Maduro blasted Trump as a “white supremacist” in an interview with the BBC last week, adding that the White House is ruled by the Ku Klux Klan. National Security Adviser John Bolton was also roundly criticized Monday when he praised Colombia for accepting Venezuelan refugees at a time when Trump has attempted to close the U.S. borders to refugees and immigrants, especially those from Latin America.

Trump discussed Venezuela with Colombian President Iván Duque during a White House meeting last week, and Maduro has said he would meet with Abrams or other Trump officials. But even as Trump intensified his rhetoric against Maduro on Monday, his administration has found itself somewhat isolated in its approach to Venezuela on some fronts.

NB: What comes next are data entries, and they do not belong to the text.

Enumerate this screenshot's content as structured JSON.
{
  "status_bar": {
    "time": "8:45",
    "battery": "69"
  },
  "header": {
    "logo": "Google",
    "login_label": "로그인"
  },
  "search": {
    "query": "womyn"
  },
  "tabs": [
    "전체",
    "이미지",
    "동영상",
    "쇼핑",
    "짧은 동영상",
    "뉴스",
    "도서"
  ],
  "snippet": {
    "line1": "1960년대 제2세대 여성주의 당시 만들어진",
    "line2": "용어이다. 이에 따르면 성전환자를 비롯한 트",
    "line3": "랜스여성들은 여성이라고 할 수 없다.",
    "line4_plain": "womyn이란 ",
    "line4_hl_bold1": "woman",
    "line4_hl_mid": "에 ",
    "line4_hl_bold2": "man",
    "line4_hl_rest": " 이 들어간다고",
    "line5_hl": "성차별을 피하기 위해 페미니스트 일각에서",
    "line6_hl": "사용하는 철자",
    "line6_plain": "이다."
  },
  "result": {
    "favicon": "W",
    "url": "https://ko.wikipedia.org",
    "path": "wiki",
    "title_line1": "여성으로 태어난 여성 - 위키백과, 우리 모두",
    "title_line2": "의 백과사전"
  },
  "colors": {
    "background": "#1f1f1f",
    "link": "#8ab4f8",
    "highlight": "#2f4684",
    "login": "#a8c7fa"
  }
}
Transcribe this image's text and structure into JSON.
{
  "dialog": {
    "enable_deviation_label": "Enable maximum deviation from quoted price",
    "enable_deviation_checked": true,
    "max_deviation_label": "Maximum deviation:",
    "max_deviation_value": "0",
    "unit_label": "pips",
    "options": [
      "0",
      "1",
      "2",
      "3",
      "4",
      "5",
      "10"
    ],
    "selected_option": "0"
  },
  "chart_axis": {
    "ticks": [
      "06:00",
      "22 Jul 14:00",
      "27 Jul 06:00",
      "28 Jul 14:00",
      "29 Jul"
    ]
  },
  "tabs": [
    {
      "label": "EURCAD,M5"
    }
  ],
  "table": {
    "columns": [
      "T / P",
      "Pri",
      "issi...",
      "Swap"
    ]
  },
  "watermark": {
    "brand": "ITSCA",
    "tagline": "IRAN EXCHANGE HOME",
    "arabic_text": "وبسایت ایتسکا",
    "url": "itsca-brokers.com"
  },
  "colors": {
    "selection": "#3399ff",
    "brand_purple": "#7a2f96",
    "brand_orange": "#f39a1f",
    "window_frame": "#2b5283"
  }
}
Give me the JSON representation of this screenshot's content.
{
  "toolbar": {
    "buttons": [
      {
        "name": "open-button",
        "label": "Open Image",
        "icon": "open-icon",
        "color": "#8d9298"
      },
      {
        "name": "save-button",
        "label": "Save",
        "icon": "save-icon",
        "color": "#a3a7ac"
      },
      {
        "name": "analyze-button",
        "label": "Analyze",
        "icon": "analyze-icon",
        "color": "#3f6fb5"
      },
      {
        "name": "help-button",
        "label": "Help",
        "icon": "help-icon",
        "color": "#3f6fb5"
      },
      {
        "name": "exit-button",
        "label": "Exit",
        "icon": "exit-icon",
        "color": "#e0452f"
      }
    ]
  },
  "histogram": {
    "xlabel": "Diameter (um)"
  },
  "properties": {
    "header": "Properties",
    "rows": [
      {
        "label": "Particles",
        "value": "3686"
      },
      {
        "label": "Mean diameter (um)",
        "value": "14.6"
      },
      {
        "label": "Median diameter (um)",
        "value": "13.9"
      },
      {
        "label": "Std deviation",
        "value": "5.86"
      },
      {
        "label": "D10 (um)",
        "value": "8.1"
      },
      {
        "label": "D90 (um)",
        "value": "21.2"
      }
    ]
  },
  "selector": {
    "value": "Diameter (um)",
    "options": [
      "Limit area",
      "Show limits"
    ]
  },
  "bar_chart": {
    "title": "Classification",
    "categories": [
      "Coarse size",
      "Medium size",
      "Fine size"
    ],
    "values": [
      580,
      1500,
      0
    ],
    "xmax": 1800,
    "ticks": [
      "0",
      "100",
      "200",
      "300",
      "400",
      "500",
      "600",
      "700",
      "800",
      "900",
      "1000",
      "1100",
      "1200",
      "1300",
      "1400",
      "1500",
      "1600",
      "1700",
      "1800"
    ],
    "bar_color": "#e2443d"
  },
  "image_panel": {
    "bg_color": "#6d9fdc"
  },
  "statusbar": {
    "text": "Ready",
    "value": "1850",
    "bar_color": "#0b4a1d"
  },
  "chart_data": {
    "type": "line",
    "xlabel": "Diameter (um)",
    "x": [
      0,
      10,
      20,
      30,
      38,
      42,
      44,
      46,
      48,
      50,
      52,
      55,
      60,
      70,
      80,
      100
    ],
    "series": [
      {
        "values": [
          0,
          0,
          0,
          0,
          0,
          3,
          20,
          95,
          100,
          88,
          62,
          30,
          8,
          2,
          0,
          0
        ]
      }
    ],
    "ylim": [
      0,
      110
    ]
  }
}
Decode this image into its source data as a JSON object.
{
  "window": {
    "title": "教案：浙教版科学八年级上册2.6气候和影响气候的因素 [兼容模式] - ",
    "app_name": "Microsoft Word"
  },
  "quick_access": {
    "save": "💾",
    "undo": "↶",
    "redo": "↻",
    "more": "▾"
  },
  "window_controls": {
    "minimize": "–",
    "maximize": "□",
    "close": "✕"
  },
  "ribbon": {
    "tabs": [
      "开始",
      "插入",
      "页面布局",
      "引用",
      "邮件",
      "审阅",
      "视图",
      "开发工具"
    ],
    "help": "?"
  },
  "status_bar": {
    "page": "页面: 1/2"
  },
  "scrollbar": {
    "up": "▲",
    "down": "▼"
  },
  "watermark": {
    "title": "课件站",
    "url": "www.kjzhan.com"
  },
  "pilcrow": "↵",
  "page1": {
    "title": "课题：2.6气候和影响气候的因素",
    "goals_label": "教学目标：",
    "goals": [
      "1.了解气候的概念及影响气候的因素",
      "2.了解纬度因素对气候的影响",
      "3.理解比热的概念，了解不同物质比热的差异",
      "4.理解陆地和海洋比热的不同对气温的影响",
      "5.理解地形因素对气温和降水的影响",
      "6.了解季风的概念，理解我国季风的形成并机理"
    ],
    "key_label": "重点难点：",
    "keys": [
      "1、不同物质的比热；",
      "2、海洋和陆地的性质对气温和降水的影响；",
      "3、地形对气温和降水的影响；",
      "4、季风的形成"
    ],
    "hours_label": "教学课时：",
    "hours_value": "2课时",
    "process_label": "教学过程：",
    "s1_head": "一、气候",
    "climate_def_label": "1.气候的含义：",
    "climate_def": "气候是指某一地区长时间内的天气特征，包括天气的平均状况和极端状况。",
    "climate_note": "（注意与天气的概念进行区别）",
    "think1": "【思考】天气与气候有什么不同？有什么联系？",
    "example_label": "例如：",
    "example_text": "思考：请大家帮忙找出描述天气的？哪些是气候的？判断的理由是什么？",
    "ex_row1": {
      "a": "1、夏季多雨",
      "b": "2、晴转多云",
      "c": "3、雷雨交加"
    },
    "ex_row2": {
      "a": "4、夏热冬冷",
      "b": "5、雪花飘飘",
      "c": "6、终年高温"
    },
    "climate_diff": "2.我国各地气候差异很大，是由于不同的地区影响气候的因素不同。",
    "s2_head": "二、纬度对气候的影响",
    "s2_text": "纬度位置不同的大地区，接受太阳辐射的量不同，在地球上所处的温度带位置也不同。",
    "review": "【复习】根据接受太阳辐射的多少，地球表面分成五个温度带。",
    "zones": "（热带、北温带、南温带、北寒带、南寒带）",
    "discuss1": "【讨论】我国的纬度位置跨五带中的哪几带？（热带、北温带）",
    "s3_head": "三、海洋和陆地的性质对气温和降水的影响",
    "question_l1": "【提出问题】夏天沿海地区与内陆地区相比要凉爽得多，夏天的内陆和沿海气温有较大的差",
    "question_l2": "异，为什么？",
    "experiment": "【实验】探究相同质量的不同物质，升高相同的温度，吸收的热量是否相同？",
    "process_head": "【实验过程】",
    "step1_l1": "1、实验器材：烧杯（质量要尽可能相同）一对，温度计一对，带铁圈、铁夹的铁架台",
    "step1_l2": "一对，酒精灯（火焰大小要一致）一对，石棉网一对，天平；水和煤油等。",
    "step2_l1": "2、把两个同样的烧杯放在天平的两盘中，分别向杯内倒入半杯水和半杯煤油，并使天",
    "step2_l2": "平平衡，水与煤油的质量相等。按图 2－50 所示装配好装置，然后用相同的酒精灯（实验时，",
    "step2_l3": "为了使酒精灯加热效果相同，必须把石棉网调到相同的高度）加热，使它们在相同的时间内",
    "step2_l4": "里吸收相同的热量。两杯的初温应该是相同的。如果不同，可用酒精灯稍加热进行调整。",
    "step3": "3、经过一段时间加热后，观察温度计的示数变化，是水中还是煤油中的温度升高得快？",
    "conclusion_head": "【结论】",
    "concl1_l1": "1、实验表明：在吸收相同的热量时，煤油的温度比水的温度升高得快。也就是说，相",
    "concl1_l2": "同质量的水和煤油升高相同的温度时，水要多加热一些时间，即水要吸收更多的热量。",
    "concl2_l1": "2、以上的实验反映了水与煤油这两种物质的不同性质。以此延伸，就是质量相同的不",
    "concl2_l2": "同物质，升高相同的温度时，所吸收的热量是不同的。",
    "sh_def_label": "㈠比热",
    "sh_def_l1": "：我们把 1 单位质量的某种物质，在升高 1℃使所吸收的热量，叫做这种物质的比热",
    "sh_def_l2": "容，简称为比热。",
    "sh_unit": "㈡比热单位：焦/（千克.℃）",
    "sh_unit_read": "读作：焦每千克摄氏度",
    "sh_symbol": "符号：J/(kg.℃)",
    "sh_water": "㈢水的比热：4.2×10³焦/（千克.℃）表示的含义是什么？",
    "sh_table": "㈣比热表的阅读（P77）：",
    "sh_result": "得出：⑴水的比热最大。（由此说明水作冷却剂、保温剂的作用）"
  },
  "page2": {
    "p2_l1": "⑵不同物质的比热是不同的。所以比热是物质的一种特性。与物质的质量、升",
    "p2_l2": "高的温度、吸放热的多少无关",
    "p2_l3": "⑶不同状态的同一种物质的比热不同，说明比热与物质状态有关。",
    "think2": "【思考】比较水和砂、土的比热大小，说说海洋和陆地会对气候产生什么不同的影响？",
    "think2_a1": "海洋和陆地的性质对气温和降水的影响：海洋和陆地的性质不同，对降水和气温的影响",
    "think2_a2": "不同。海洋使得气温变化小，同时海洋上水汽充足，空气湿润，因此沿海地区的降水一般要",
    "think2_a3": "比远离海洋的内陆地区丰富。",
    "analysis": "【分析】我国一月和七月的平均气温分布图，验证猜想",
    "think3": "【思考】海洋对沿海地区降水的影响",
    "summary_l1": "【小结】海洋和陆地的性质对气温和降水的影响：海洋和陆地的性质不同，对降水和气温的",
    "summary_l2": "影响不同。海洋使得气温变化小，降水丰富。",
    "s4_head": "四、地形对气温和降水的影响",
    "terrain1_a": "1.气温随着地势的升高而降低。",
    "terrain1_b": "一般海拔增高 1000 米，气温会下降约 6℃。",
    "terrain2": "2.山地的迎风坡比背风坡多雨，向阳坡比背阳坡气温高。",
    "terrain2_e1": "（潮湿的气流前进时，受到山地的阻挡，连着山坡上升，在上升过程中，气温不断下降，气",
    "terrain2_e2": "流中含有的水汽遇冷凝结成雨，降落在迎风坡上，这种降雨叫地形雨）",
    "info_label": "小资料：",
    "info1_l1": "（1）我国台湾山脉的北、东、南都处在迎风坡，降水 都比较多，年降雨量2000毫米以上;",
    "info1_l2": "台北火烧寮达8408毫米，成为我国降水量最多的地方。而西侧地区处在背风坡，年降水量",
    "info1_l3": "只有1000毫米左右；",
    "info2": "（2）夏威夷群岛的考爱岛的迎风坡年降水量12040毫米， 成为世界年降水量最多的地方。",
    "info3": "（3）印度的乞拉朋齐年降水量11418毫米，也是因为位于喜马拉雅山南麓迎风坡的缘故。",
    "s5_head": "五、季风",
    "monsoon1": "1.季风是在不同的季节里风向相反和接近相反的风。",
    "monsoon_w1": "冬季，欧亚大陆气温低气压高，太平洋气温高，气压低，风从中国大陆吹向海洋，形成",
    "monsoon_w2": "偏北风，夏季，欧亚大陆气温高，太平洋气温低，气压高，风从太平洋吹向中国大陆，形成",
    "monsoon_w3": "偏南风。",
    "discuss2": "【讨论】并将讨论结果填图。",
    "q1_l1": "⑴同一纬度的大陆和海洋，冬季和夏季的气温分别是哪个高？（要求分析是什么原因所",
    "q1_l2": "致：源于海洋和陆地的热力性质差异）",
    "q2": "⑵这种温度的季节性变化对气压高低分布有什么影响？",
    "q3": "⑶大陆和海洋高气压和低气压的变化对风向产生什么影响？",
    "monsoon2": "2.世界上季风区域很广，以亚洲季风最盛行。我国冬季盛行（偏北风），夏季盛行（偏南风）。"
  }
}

The Lima Group, a coalition of Latin American democracies and Canada that also backed Guaidó, has said it would not support any military intervention in Venezuela, an option that experts see as unlikely but that the Trump administration, by contrast, has refused to take off the table. Top Trump allies in the region, like right-wing Brazilian President Jair Bolsonaro, have said military use is not acceptable.

In early February, meanwhile, a collection of eight European Union nations and three Latin American countries ― all of whom have stronger diplomatic ties with Maduro’s government than the U.S. ― began talks to “forge a common international approach to support a peaceful, political, democratic and Venezuelan-owned resolution to the crisis ... through free, transparent and credible presidential elections, in accordance with the Venezuelan Constitution.”

The United States is not a part of the group, largely due to its lack of historical credibility in the region.

“It is clear that the United States government cannot be a member of this contact group,” the Washington Office for Latin America said last week, “because the U.S. government lacks the positioning to lead a negotiated solution.”

Trump’s continued escalation, though, could threaten any ongoing talks, said Porras, who has warned that U.S. involvement carries substantial risks, including the potential for civil war.